And I wonder if they even take into account the appalling conditions of American Indians on the likes of Pine Ridge who are the most invisible, neglected and have the shortest lifespan of all demographics.
ARE YOU LISTENING Mr DIMON ad Y'R ilk? -Of course not; let them eat -what??
 
 
+10 # diacad 2014-02-01 12:19
I wonder if the percentage of financial insecurity would be even higher if "net worth" were considered instead of merely "savings". Many people have huge mortgages and other long-term debt without sufficient tangible assets to back it up - even those with more than three months savings - rendering their net worth near or even below zero.
 
 
+11 # DaveM 2014-02-01 12:36
One might also point out that there has been a major change in the demographic of America's poor over the years. Prior to World War II, the majority of Americans, lived in rural areas or on farms. Those who had no money could, and often did, grow their own food. For that matter, more well-off Americans had "Victory Gardens" during World War II.

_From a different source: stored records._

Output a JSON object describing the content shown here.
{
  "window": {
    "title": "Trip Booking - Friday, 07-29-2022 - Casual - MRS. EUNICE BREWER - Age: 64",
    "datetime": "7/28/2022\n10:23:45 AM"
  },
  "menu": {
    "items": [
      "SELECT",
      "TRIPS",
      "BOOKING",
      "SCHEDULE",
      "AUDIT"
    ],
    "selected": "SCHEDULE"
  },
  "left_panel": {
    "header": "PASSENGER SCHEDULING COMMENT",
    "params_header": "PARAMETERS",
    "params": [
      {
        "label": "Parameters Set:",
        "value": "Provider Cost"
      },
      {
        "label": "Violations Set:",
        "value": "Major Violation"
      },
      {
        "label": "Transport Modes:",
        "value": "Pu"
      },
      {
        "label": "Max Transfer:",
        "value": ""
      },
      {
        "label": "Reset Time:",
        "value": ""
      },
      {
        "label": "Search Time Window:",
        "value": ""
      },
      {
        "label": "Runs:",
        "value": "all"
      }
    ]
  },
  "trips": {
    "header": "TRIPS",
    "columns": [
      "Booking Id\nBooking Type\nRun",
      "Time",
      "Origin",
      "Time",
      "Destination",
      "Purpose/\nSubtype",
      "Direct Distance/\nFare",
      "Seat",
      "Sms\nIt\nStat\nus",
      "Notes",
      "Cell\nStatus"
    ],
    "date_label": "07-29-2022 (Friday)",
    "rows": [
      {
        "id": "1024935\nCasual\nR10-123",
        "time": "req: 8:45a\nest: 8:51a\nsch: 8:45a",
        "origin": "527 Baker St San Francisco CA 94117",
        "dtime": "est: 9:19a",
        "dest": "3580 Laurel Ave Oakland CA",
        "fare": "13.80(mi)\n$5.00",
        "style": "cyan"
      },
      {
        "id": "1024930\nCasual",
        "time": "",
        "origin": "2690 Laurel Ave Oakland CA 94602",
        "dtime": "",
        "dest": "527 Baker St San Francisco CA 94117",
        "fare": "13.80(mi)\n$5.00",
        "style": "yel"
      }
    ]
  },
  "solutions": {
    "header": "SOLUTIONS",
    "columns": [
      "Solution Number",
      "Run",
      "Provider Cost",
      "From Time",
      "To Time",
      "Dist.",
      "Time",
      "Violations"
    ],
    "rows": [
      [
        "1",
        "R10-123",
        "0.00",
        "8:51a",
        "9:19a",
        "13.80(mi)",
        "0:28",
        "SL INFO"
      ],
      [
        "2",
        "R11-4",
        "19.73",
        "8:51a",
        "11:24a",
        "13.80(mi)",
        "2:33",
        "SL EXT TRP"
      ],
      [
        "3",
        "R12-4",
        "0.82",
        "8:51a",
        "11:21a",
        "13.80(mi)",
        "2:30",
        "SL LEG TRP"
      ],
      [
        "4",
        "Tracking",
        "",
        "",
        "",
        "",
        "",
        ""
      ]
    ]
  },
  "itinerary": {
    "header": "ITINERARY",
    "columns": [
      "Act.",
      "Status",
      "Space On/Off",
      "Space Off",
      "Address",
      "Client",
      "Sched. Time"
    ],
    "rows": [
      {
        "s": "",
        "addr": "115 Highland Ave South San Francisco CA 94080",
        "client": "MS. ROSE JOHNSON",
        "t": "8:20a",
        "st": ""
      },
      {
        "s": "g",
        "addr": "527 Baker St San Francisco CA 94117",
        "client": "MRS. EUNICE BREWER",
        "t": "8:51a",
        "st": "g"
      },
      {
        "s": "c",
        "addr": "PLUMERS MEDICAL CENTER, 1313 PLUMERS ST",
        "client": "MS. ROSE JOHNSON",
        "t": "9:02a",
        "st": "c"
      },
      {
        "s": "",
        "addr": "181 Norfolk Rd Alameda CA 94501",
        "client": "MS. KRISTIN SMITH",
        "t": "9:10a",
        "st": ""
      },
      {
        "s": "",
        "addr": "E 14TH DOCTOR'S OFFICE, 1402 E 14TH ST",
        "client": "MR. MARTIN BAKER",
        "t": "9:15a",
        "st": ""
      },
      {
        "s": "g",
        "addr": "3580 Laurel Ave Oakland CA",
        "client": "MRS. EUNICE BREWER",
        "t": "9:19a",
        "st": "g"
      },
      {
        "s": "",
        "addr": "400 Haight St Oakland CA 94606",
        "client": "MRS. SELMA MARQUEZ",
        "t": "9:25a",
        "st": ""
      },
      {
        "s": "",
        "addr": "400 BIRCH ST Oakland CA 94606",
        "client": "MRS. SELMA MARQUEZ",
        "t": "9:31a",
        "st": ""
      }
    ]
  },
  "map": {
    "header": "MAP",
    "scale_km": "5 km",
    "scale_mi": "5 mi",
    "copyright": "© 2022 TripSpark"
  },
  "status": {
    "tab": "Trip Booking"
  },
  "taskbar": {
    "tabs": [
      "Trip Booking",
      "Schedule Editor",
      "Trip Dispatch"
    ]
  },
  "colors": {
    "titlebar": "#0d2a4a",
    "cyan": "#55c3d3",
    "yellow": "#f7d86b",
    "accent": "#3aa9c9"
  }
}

America's poor now tend to be concentrated in apartment complexes. You can't grow your own food in an apartment. For that matter, it is difficult if not impossible to perform many "do it yourself" tasks--car maintenance and the like to name one example. A number of factors are solidly in place to stop people from taking care of themselves even when they want to.
 
 
+7 # reiverpacific 2014-02-01 14:11
I still think that the CREDIT BUREAU SYSTEM should be scrapped and replaced with government - supervised REGIONAL or State oversight, with circumstances being considered in mitigation, not the broad-brush dismissal of everyone who falls behind a bit.
They are corrupt, wildly inaccurate and almost impossible to work with yet THREE huge PRIVATE companies can ruin a small-business or individual who has had a bit of bad luck, now ever more needful for abolition as the great recession lingers on, so many jobless and businesses not being supported, yet these behemoths continue to stomp on people and condemn them to punitive interest rates or the criminal payday loan industry -if they have paydays any more.
Plus unemployment benefits under attack and food stamps being shredded are just making life harder for individuals and families across the board -while representatives enrich themselves and join the millionaire's club by denying US the benefits that WE continue to pay for them, about the only work they seem capable of doing!
"Family Values" -p'shaw!
A tax revolt is needed methinks.
 
 
+5 # Glen 2014-02-01 15:14
The poor, working poor, homeless, and those on the borderline between middle class and poor, are scattered all over the country. I've met too many.

There are too many citizens who continue to deny the fact of poverty, also. That is the biggest factor blocking improvement. The wealthy don't care, but if citizens in general don't support those who struggle, there will be no attention given. In fact, workers who are doing all right have no sympathy at all for the poor and/or working poor.

THAT is the ulterior motive of the wealthy and government - to divide the country so that the poor go unnoticed.
 
 
+3 # Jingze 2014-02-02 09:33
Blame the greedy employers, who are obviously more interested in personal profit than they are in a reasonable quality of life for everyone they employ. A country whose employers will not pay a living wage to its employees is clear evidence that it is a declining nation, lacking in compassion and fairness for all of its citizens and those who live within its borders. Government is not the problem here. It is forced to spend taxpayer monies supporting those whose employers just don't care.